[VIDEO] Muscat tells UN ‘irregular migration is everyone’s problem’
Prime Minister uses United Nations podium to tell international community that irregular migration, human trafficking and modern-day slavery were ‘everyone’s problem’.
Prime Minister Joseph Muscat took the opportunity to remind the international community that Malta could not be left alone to face irregular migration, during his statement at the United Nations General Assembly.
Muscat, who is currently in New York heading a Maltese delegation, urged the international community to do more for a phenomenon which he described as "the tragic evidence of our global failures".
"It would be easy flip channels once again; to park it in someone else's backyard. But it is not someone else's problem. Irregular migration, human trafficking and modern-day slavery are everyone's problem. And we all have to share in solving it, not only regionally but also globally," Muscat said.
The Maltese PM said Malta understood that irregular migrants were "caught in a web of poverty and exploitation".
"We feel for those fleeing prosecution and poverty, in search of safety and prosperity. And we do everything we can to provide them with the help they need, offering refuge and respite. Yet, Malta cannot do this alone," he insisted.
Muscat's speech came after a meeting he held with the UN secretary-general Ban ki-Moon on Wednesday during which he highlighted Malta's immigration burden.
The Prime Minister's attempt to get the issue on European and international agenda has also resulted in an attempted pushback in July which was blocked by an interim measure from the European Court of Human Rights. In an interview with Al Jazeera, Muscat said he had wanted the European Union to "wake and smell the coffee".
During his speech in New York, Muscat also urged the world leaders that no sustainable development goals could be achieved without peace, without fight corruption and without the respect for human rights.
"We wanted to make poverty history and while we work towards that aim, we also have to question whether this has remained our priority. The poor have no luxury to afford us time to take our decisions," he said.
He called on the international community to forge ahead with dogged determination to reach these goals.
Malta, he said, had a long-standing history of solidarity with other nations all over the world.
"Our accession to the European Union took this solidarity a step further and my country assumed responsibilities and obligations in the context of overseas development assistance with developing countries," Muscat said.
"We are proud to form part of the EU which is the world's largest donor of development aid worldwide and we are committed to reach the goals and to be a reliable partner for those in need."
Quoting anti-apartheid revolutionary Nelson Mandela, former President of South Africa, Muscat said "overcoming poverty is not a task of charity... it is an act of justice. Like slavery and apartheid, poverty is not natural. It is man-made and can be overcome and eradicated by the actions human beings."

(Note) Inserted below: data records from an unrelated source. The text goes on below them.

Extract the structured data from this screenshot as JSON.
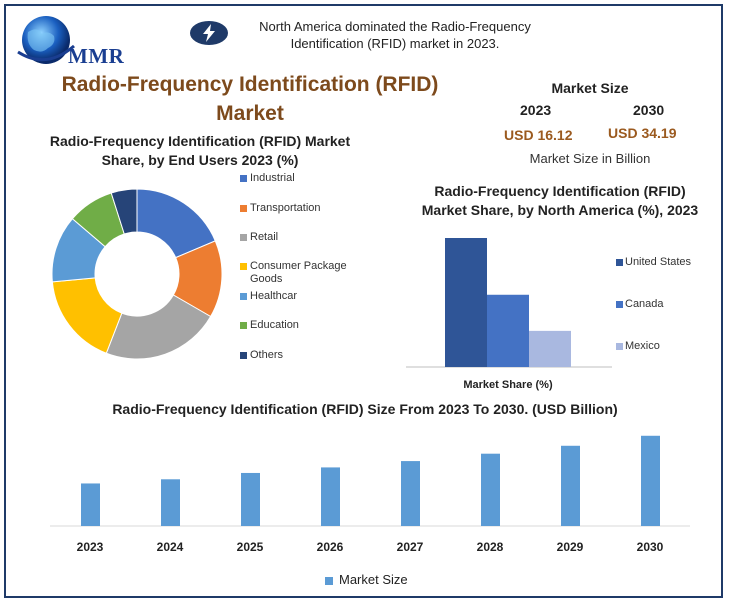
{
  "header": {
    "logo_text": "MMR",
    "headline": "North America dominated the Radio-Frequency Identification (RFID) market in 2023.",
    "title": "Radio-Frequency Identification (RFID) Market"
  },
  "market_size": {
    "title": "Market Size",
    "year_start": "2023",
    "year_end": "2030",
    "value_start": "USD 16.12",
    "value_end": "USD 34.19",
    "note": "Market Size in Billion"
  },
  "colors": {
    "border": "#1f3a68",
    "title_brown": "#7d4a1c",
    "usd_brown": "#9b5a1f",
    "bar_blue": "#5b9bd5"
  },
  "chart_data": [
    {
      "type": "pie",
      "title": "Radio-Frequency Identification (RFID) Market Share, by End Users 2023 (%)",
      "categories": [
        "Industrial",
        "Transportation",
        "Retail",
        "Consumer Package Goods",
        "Healthcar",
        "Education",
        "Others"
      ],
      "values": [
        19,
        15,
        23,
        18,
        13,
        9,
        5
      ],
      "colors": [
        "#4472c4",
        "#ed7d31",
        "#a5a5a5",
        "#ffc000",
        "#5b9bd5",
        "#70ad47",
        "#264478"
      ],
      "legend": "right"
    },
    {
      "type": "bar",
      "title": "Radio-Frequency Identification (RFID) Market Share, by North America (%), 2023",
      "xlabel": "Market Share (%)",
      "series": [
        {
          "name": "United States",
          "values": [
            50
          ],
          "color": "#2f5597"
        },
        {
          "name": "Canada",
          "values": [
            28
          ],
          "color": "#4472c4"
        },
        {
          "name": "Mexico",
          "values": [
            14
          ],
          "color": "#a9b8e0"
        }
      ],
      "ylim": [
        0,
        50
      ],
      "legend": "right"
    },
    {
      "type": "bar",
      "title": "Radio-Frequency Identification (RFID) Size From 2023 To 2030. (USD Billion)",
      "categories": [
        "2023",
        "2024",
        "2025",
        "2026",
        "2027",
        "2028",
        "2029",
        "2030"
      ],
      "series": [
        {
          "name": "Market Size",
          "values": [
            16.12,
            17.7,
            20.1,
            22.2,
            24.6,
            27.4,
            30.4,
            34.19
          ]
        }
      ],
      "ylim": [
        0,
        36
      ],
      "legend": "bottom"
    }
  ]
}
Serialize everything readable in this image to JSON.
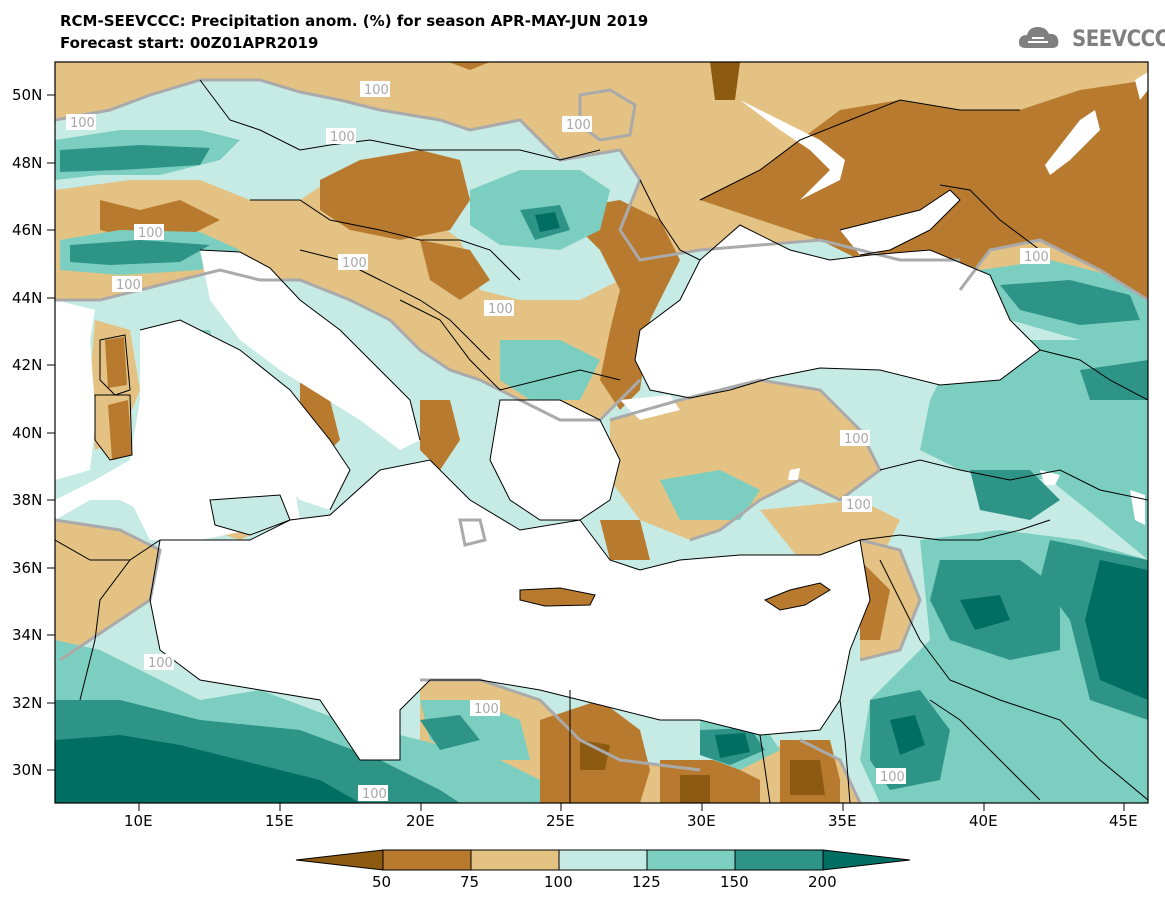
{
  "title": {
    "line1": "RCM-SEEVCCC: Precipitation anom. (%) for season APR-MAY-JUN 2019",
    "line2": "Forecast start: 00Z01APR2019"
  },
  "logo": {
    "text": "SEEVCCC",
    "icon": "cloud-icon"
  },
  "axes": {
    "lat_labels": [
      "50N",
      "48N",
      "46N",
      "44N",
      "42N",
      "40N",
      "38N",
      "36N",
      "34N",
      "32N",
      "30N"
    ],
    "lon_labels": [
      "10E",
      "15E",
      "20E",
      "25E",
      "30E",
      "35E",
      "40E",
      "45E"
    ]
  },
  "contour_label": "100",
  "colorbar": {
    "labels": [
      "50",
      "75",
      "100",
      "125",
      "150",
      "200"
    ],
    "colors": [
      "#8c5a10",
      "#b87a2e",
      "#e3c283",
      "#c6ebe5",
      "#7ccfc0",
      "#2e9488",
      "#006e62"
    ]
  }
}
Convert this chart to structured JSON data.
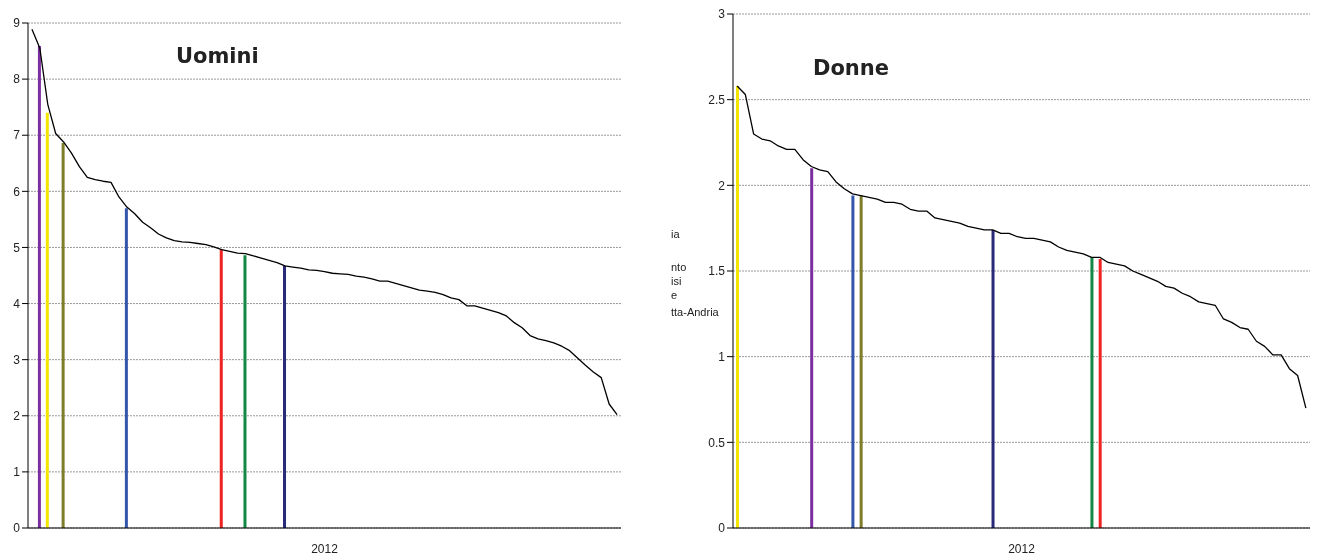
{
  "chart_data": [
    {
      "type": "line",
      "title": "Uomini",
      "xlabel": "2012",
      "categories": [
        null,
        null,
        null,
        null,
        null,
        null,
        null,
        null,
        null,
        null,
        null,
        null,
        null,
        null,
        null,
        null,
        null,
        null,
        null,
        null,
        null,
        null,
        null,
        null,
        null,
        null,
        null,
        null,
        null,
        null,
        null,
        null,
        null,
        null,
        null,
        null,
        null,
        null,
        null,
        null,
        null,
        null,
        null,
        null,
        null,
        null,
        null,
        null,
        null,
        null,
        null,
        null,
        null,
        null,
        null,
        null,
        null,
        null,
        null,
        null,
        null,
        null,
        null,
        null,
        null,
        null,
        null,
        null,
        null,
        null,
        null,
        null,
        null,
        null,
        null
      ],
      "ylim": [
        0,
        9
      ],
      "yticks": [
        0,
        1,
        2,
        3,
        4,
        5,
        6,
        7,
        8,
        9
      ],
      "grid": "y",
      "series": [
        {
          "color": "#000000",
          "values": [
            8.89,
            8.55,
            7.55,
            7.03,
            6.88,
            6.68,
            6.44,
            6.25,
            6.21,
            6.18,
            6.16,
            5.9,
            5.72,
            5.6,
            5.45,
            5.35,
            5.24,
            5.17,
            5.12,
            5.1,
            5.09,
            5.07,
            5.05,
            5.01,
            4.96,
            4.93,
            4.9,
            4.89,
            4.85,
            4.81,
            4.77,
            4.73,
            4.67,
            4.65,
            4.63,
            4.6,
            4.59,
            4.57,
            4.54,
            4.53,
            4.52,
            4.49,
            4.47,
            4.44,
            4.4,
            4.4,
            4.36,
            4.32,
            4.28,
            4.24,
            4.22,
            4.2,
            4.16,
            4.1,
            4.07,
            3.96,
            3.96,
            3.92,
            3.88,
            3.84,
            3.78,
            3.66,
            3.57,
            3.43,
            3.37,
            3.34,
            3.3,
            3.24,
            3.16,
            3.03,
            2.9,
            2.78,
            2.68,
            2.21,
            2.02
          ]
        },
        {
          "type": "bar",
          "values": [
            null,
            8.59,
            7.4,
            null,
            6.86,
            null,
            null,
            null,
            null,
            null,
            null,
            null,
            5.7,
            null,
            null,
            null,
            null,
            null,
            null,
            null,
            null,
            null,
            null,
            null,
            4.97,
            null,
            null,
            4.86,
            null,
            null,
            null,
            null,
            4.67,
            null,
            null,
            null,
            null,
            null,
            null,
            null,
            null,
            null,
            null,
            null,
            null,
            null,
            null,
            null,
            null,
            null,
            null,
            null,
            null,
            null,
            null,
            null,
            null,
            null,
            null,
            null,
            null,
            null,
            null,
            null,
            null,
            null,
            null,
            null,
            null,
            null,
            null,
            null,
            null,
            null,
            null
          ],
          "colors": [
            null,
            "#7b2fa0",
            "#f2e600",
            null,
            "#7d7d2a",
            null,
            null,
            null,
            null,
            null,
            null,
            null,
            "#3355aa",
            null,
            null,
            null,
            null,
            null,
            null,
            null,
            null,
            null,
            null,
            null,
            "#ee2222",
            null,
            null,
            "#118844",
            null,
            null,
            null,
            null,
            "#2a2a7a",
            null,
            null,
            null,
            null,
            null,
            null,
            null,
            null,
            null,
            null,
            null,
            null,
            null,
            null,
            null,
            null,
            null,
            null,
            null,
            null,
            null,
            null,
            null,
            null,
            null,
            null,
            null,
            null,
            null,
            null,
            null,
            null,
            null,
            null,
            null,
            null,
            null,
            null,
            null,
            null,
            null,
            null
          ]
        }
      ]
    },
    {
      "type": "line",
      "title": "Donne",
      "xlabel": "2012",
      "annotations": [
        "ia",
        "nto",
        "isi",
        "e",
        "tta-Andria"
      ],
      "categories": [
        null,
        null,
        null,
        null,
        null,
        null,
        null,
        null,
        null,
        null,
        null,
        null,
        null,
        null,
        null,
        null,
        null,
        null,
        null,
        null,
        null,
        null,
        null,
        null,
        null,
        null,
        null,
        null,
        null,
        null,
        null,
        null,
        null,
        null,
        null,
        null,
        null,
        null,
        null,
        null,
        null,
        null,
        null,
        null,
        null,
        null,
        null,
        null,
        null,
        null,
        null,
        null,
        null,
        null,
        null,
        null,
        null,
        null,
        null,
        null,
        null,
        null,
        null,
        null,
        null,
        null,
        null,
        null,
        null,
        null
      ],
      "ylim": [
        0,
        3
      ],
      "yticks": [
        0,
        0.5,
        1,
        1.5,
        2,
        2.5,
        3
      ],
      "grid": "y",
      "series": [
        {
          "color": "#000000",
          "values": [
            2.58,
            2.53,
            2.3,
            2.27,
            2.26,
            2.23,
            2.21,
            2.21,
            2.15,
            2.11,
            2.09,
            2.08,
            2.02,
            1.98,
            1.95,
            1.94,
            1.93,
            1.92,
            1.9,
            1.9,
            1.89,
            1.86,
            1.85,
            1.85,
            1.81,
            1.8,
            1.79,
            1.78,
            1.76,
            1.75,
            1.74,
            1.74,
            1.72,
            1.72,
            1.7,
            1.69,
            1.69,
            1.68,
            1.67,
            1.64,
            1.62,
            1.61,
            1.6,
            1.58,
            1.58,
            1.55,
            1.54,
            1.53,
            1.5,
            1.48,
            1.46,
            1.44,
            1.41,
            1.4,
            1.37,
            1.35,
            1.32,
            1.31,
            1.3,
            1.22,
            1.2,
            1.17,
            1.16,
            1.09,
            1.06,
            1.01,
            1.01,
            0.93,
            0.89,
            0.7
          ]
        },
        {
          "type": "bar",
          "values": [
            2.58,
            null,
            null,
            null,
            null,
            null,
            null,
            null,
            null,
            2.1,
            null,
            null,
            null,
            null,
            1.94,
            1.94,
            null,
            null,
            null,
            null,
            null,
            null,
            null,
            null,
            null,
            null,
            null,
            null,
            null,
            null,
            null,
            1.74,
            null,
            null,
            null,
            null,
            null,
            null,
            null,
            null,
            null,
            null,
            null,
            1.58,
            1.57,
            null,
            null,
            null,
            null,
            null,
            null,
            null,
            null,
            null,
            null,
            null,
            null,
            null,
            null,
            null,
            null,
            null,
            null,
            null,
            null,
            null,
            null,
            null,
            null,
            null
          ],
          "colors": [
            "#f2e600",
            null,
            null,
            null,
            null,
            null,
            null,
            null,
            null,
            "#7b2fa0",
            null,
            null,
            null,
            null,
            "#3355aa",
            "#7d7d2a",
            null,
            null,
            null,
            null,
            null,
            null,
            null,
            null,
            null,
            null,
            null,
            null,
            null,
            null,
            null,
            "#2a2a7a",
            null,
            null,
            null,
            null,
            null,
            null,
            null,
            null,
            null,
            null,
            null,
            "#118844",
            "#ee2222",
            null,
            null,
            null,
            null,
            null,
            null,
            null,
            null,
            null,
            null,
            null,
            null,
            null,
            null,
            null,
            null,
            null,
            null,
            null,
            null,
            null,
            null,
            null,
            null,
            null
          ]
        }
      ]
    }
  ]
}
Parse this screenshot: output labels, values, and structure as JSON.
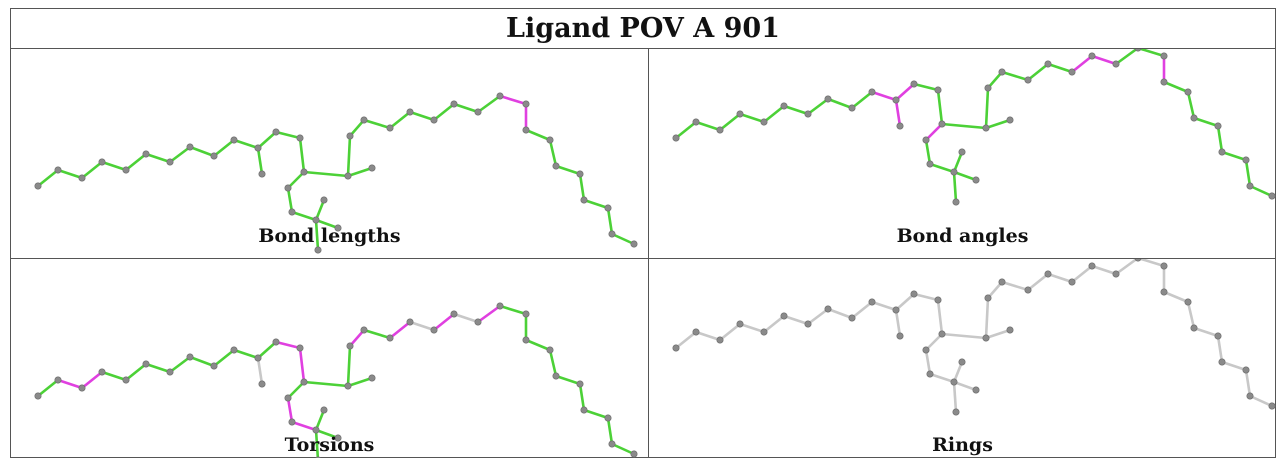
{
  "title": "Ligand POV A 901",
  "colors": {
    "ok": "#4cd137",
    "flag": "#e040e0",
    "neutral": "#c8c8c8",
    "atom": "#8a8a8a"
  },
  "panels": [
    {
      "caption": "Bond lengths",
      "default": "ok",
      "flagged": [
        [
          11,
          12
        ],
        [
          29,
          30
        ],
        [
          30,
          31
        ]
      ]
    },
    {
      "caption": "Bond angles",
      "default": "ok",
      "flagged": [
        [
          9,
          10
        ],
        [
          10,
          11
        ],
        [
          10,
          12
        ],
        [
          14,
          15
        ],
        [
          30,
          31
        ],
        [
          27,
          28
        ],
        [
          27,
          29
        ],
        [
          26,
          27
        ]
      ]
    },
    {
      "caption": "Torsions",
      "default": "ok",
      "flagged": [
        [
          1,
          2
        ],
        [
          2,
          3
        ],
        [
          12,
          13
        ],
        [
          13,
          14
        ],
        [
          15,
          16
        ],
        [
          16,
          17
        ],
        [
          22,
          23
        ],
        [
          24,
          25
        ],
        [
          26,
          27
        ],
        [
          28,
          29
        ]
      ],
      "neutral": [
        [
          10,
          11
        ],
        [
          11,
          12
        ],
        [
          27,
          28
        ],
        [
          27,
          29
        ],
        [
          26,
          27
        ],
        [
          26,
          25
        ]
      ]
    },
    {
      "caption": "Rings",
      "default": "neutral",
      "flagged": []
    }
  ]
}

The Prime Minister pledged Malta's recurrent commitment in engaging with international partners in developing a post-2015 global development agenda that delivered on the promise of a better and fairer world for all.
"The news headlines may not shock us anymore but those living in fear for their lives and those of their families do not live to make the news. They look to survive.
"We firmly believed that the United Nations can and must do more to safeguard human dignity and to stir the conscience of humanity. No undertaking can be as fundamental as addressing the needs of the peoples of the world and no organisation is better placed to see to this than the United Nations."
Muscat warned that the Mediterranean Sea was "at a boiling point": "The next conflict - on scarce resources, over contested borders or even cultural offence - is just waiting to happen."
He insisted that the violation of human rights and shaky institutions had to be addressed if a new positive agenda for humankind were to be developed.
He also called upon the international community to look with compassions towards the victims of Syria.
"It is a humanitarian catastrophe with no end in sight, a horrendous and indiscriminate tragedy. Each child's death and each mother's wail should shame us all.
"We need to stop the wildfire. We need to stop the further descent into brutality and carnage. And those responsible must be brought to international justice."